Segundo Forge, a ideia inicial era incluir América do Sul, Austrália e Japão na rota. O problema? A estrutura da turnê cresceu a ponto de virar um monstro logístico.

De acordo com o músico, o nível de produção idealizado exige um aparato técnico gigantesco — equipamentos, cenários e equipe em escala quase industrial. Transportar tudo isso para longas distâncias elevaria os custos a um patamar pouco viável.

Para fechar a conta, seria necessário esgotar ingressos por cerca de 10 noites em cada cidade, algo que, na prática, tornaria a operação extremamente arriscada financeiramente.

Forge admitiu que talvez pudesse ter planejado diferente, mas deixou claro que a ambição artística falou mais alto na concepção do espetáculo.


Hiato à vista desanima ainda mais os fãs

A situação ficou ainda mais amarga depois que Tobias revelou, na semana passada, que o Ghost deve entrar em um hiato prolongado em breve. A pausa na carreira do projeto esfriou as esperanças de quem ainda aguardava uma possível extensão da turnê para o Brasil.

A última passagem da banda por aqui aconteceu em setembro de 2023, com dois shows em São Paulo — e desde então a saudade só aumentou.


Turnê misteriosa, celulares proibidos e vídeos clandestinos

Produção cinematográfica virou marca da Skeletour

A Skeletour também ganhou fama por uma medida polêmica: o Ghost proibiu o uso de celulares durante as apresentações.

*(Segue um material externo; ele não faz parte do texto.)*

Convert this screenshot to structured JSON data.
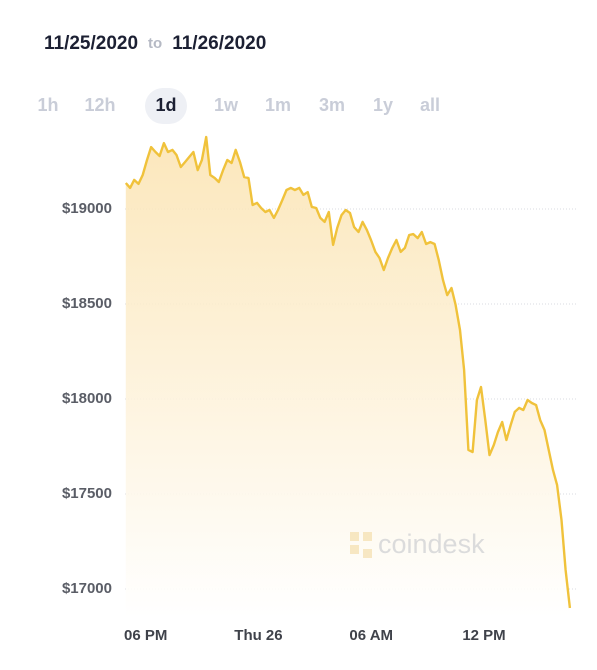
{
  "header": {
    "from": "11/25/2020",
    "joiner": "to",
    "to": "11/26/2020"
  },
  "range_options": [
    "1h",
    "12h",
    "1d",
    "1w",
    "1m",
    "3m",
    "1y",
    "all"
  ],
  "active_range_index": 2,
  "watermark": "coindesk",
  "chart_data": {
    "type": "area",
    "color": "#f0c23b",
    "grid": true,
    "x": [
      16.94,
      17.17,
      17.39,
      17.62,
      17.84,
      18.07,
      18.29,
      18.52,
      18.74,
      18.97,
      19.19,
      19.42,
      19.64,
      19.87,
      20.09,
      20.32,
      20.54,
      20.77,
      20.99,
      21.22,
      21.44,
      21.67,
      21.89,
      22.12,
      22.34,
      22.57,
      22.79,
      23.02,
      23.24,
      23.47,
      23.69,
      23.92,
      24.14,
      24.37,
      24.59,
      24.82,
      25.04,
      25.27,
      25.49,
      25.72,
      25.94,
      26.17,
      26.39,
      26.62,
      26.84,
      27.07,
      27.29,
      27.52,
      27.74,
      27.97,
      28.19,
      28.42,
      28.64,
      28.87,
      29.09,
      29.32,
      29.54,
      29.77,
      29.99,
      30.22,
      30.44,
      30.67,
      30.89,
      31.12,
      31.34,
      31.57,
      31.79,
      32.02,
      32.24,
      32.47,
      32.69,
      32.92,
      33.14,
      33.37,
      33.59,
      33.82,
      34.04,
      34.27,
      34.49,
      34.72,
      34.94,
      35.17,
      35.39,
      35.62,
      35.84,
      36.07,
      36.29,
      36.52,
      36.74,
      36.97,
      37.19,
      37.42,
      37.64,
      37.87,
      38.09,
      38.32,
      38.54,
      38.77,
      38.99,
      39.22,
      39.44,
      39.67,
      39.89,
      40.12,
      40.34,
      40.57
    ],
    "values": [
      19137,
      19111,
      19153,
      19132,
      19179,
      19258,
      19326,
      19300,
      19279,
      19347,
      19300,
      19311,
      19284,
      19221,
      19247,
      19274,
      19300,
      19205,
      19258,
      19379,
      19179,
      19163,
      19142,
      19205,
      19258,
      19242,
      19311,
      19247,
      19168,
      19163,
      19021,
      19032,
      19005,
      18984,
      18995,
      18953,
      18995,
      19047,
      19100,
      19111,
      19100,
      19111,
      19074,
      19089,
      19011,
      19005,
      18953,
      18932,
      18984,
      18811,
      18900,
      18968,
      18995,
      18979,
      18905,
      18879,
      18932,
      18889,
      18837,
      18774,
      18742,
      18679,
      18742,
      18795,
      18837,
      18774,
      18795,
      18863,
      18868,
      18847,
      18879,
      18816,
      18826,
      18816,
      18732,
      18626,
      18547,
      18584,
      18495,
      18363,
      18153,
      17732,
      17721,
      17995,
      18063,
      17889,
      17705,
      17758,
      17826,
      17879,
      17784,
      17863,
      17932,
      17953,
      17942,
      17995,
      17979,
      17968,
      17889,
      17837,
      17732,
      17626,
      17547,
      17363,
      17100,
      16900
    ],
    "xlim": [
      16.9,
      41
    ],
    "xticks": [
      {
        "value": 18,
        "label": "06 PM"
      },
      {
        "value": 24,
        "label": "Thu 26"
      },
      {
        "value": 30,
        "label": "06 AM"
      },
      {
        "value": 36,
        "label": "12 PM"
      }
    ],
    "ylim": [
      16850,
      19450
    ],
    "yticks": [
      {
        "value": 17000,
        "label": "$17000"
      },
      {
        "value": 17500,
        "label": "$17500"
      },
      {
        "value": 18000,
        "label": "$18000"
      },
      {
        "value": 18500,
        "label": "$18500"
      },
      {
        "value": 19000,
        "label": "$19000"
      }
    ]
  }
}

A ideia era criar uma experiência mais imersiva, sem telas brilhando no meio da plateia.

Mesmo assim, um fã conseguiu driblar a regra e compartilhou trechos do espetáculo nas redes, dando ao público brasileiro um vislumbre da megaestrutura citada por Tobias Forge.

No fim das contas, ficou aquele gosto agridoce: uma turnê monumental, um álbum no topo das paradas e… o Brasil assistindo de longe.

Por enquanto, resta aos fãs aumentar o volume de Skeletá e torcer para que, quando o Ghost voltar das sombras, o país entre na rota.